Being
an Non-Resident Indian (NRI) at this point in time must a great spot to be in.
And specially for NRIs who wish to make investments in India as well as for
those who want to sell investments made some time ago.
According
to property consultants, Indian metro cities are seeing a good 20 to 30%
year-on-year increase in property sales from NRIs in the past 4 to 6 months.
This is on the back of a constant rise in property prices in the metro cities.
According
to data from Residex, the residential index of National Housing Bank, prices in
Mumbai and Delhi have shot up by 17 and 20% between March 2012 and March 2013.

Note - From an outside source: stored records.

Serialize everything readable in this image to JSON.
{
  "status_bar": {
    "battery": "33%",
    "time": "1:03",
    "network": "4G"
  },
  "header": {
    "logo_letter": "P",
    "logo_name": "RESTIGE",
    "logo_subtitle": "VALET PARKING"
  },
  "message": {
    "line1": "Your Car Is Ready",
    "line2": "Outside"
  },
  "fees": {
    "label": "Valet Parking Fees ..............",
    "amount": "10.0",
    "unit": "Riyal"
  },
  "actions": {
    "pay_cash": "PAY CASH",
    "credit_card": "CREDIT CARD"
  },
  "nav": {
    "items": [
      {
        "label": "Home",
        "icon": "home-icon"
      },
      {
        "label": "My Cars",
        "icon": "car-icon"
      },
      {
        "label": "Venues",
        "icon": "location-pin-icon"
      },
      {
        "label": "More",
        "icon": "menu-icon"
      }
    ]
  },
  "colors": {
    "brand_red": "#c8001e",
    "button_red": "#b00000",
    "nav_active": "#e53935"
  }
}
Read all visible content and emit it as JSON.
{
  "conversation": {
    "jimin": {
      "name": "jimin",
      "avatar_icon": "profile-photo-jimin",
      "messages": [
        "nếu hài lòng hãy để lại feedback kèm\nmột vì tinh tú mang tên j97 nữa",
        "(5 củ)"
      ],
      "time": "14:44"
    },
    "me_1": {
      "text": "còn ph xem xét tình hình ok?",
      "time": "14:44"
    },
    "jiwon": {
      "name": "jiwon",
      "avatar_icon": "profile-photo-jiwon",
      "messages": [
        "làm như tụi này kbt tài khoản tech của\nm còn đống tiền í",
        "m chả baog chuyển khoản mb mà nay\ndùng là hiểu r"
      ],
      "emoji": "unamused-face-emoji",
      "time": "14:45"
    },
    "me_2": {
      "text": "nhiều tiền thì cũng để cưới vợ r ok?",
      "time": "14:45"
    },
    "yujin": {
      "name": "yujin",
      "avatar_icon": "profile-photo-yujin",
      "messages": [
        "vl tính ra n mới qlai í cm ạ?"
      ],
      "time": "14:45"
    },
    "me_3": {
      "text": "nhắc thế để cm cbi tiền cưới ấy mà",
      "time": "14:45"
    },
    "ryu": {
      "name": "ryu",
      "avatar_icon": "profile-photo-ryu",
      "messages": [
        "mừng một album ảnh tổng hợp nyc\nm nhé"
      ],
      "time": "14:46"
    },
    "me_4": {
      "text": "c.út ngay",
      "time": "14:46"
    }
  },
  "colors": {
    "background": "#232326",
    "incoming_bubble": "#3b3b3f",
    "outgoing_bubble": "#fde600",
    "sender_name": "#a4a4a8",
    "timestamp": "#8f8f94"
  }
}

While many NRIs are still mulling and some even selling their properties, it’s
important they know how they will be taxed on such a transaction.
If
a resident Indian or a NRI sells a
property in India after holding it for a period of more than three years, then
long term capital gains tax of 22.66 % will be applicable.
While
the taxation is same for both the parties, there is a difference in the way
Tax-Deducted at Source (TDS) is calculated.
Mr.
Anil Harish, DM, Harish & Co. said, “An NRI selling
property in India has the right to apply to the assessing officer for
certificate of non-deduction or / lower tax deduction. That is for deducting
his TDS only on the capital gains.”
He
can make this application because if the 20.66 % is applied on the sale price,
then the NRI may end up getting less than what he had invested.
In
other words, the TDS including surcharge of 22.66 % will be calculated only on
the capital gains and not on the sale price which will not erode his profits,
if any. If this gets approved by the Income Tax office, then the buyer of the
NRI’s property can make payment to him in full (ie: sale price), whereas a
certificate of (TDS on capital gains) will be issued separately to the NRI.
This
procedure takes nearly 2 to 4 weeks, and will require the NRI to submit some
key documents like his sale-agreement, PAN, income tax returns, bank statements
and so on. Hence, hiring a chartered accountant or a property lawyer in India
would work in his benefit to ensure a smoother transaction.
First,
deduct the expenses incurred by NRI from the sale price, which will give you
the net selling price of the property. Expenses incurred can include legal
fees, transfer fees, traveling fees etc. Then, the difference between this
& the indexed cost of purchase will be your capital gains.
However,
as an NRI you can save this TDS as well.
One
way of getting this waiver is if the NRI
re-invests these capital gains made from the sale of property in another
property (within 2 years) or / in
tax-free bonds (within 6 months).
In
such cases, the NRI will be exempt from tax in India, and no TDS will be
deducted either.
For
this, they will have to apply for a tax-exemption certificate under Section 195
of income tax act.
Whereas,
if the NRI decides to sell that property within 3 years, then he will have to
pay short-term capital gains tax according to the tax-bracket he falls under
along with a fixed rate of TDS respectively.
As
an NRI, he can ask his CA to file form 15 CA & CB electronically which will
state that the NRI has no tax-liability and can remit this money back to his
country now.
If
he/she does not wish to repatriate the money, he can keep it in his Indian
bank’s NRO account. However, according to Reserve Bank of India) RBI guidelines
repatriation of such funds per financial year should not exceed $10 lakh.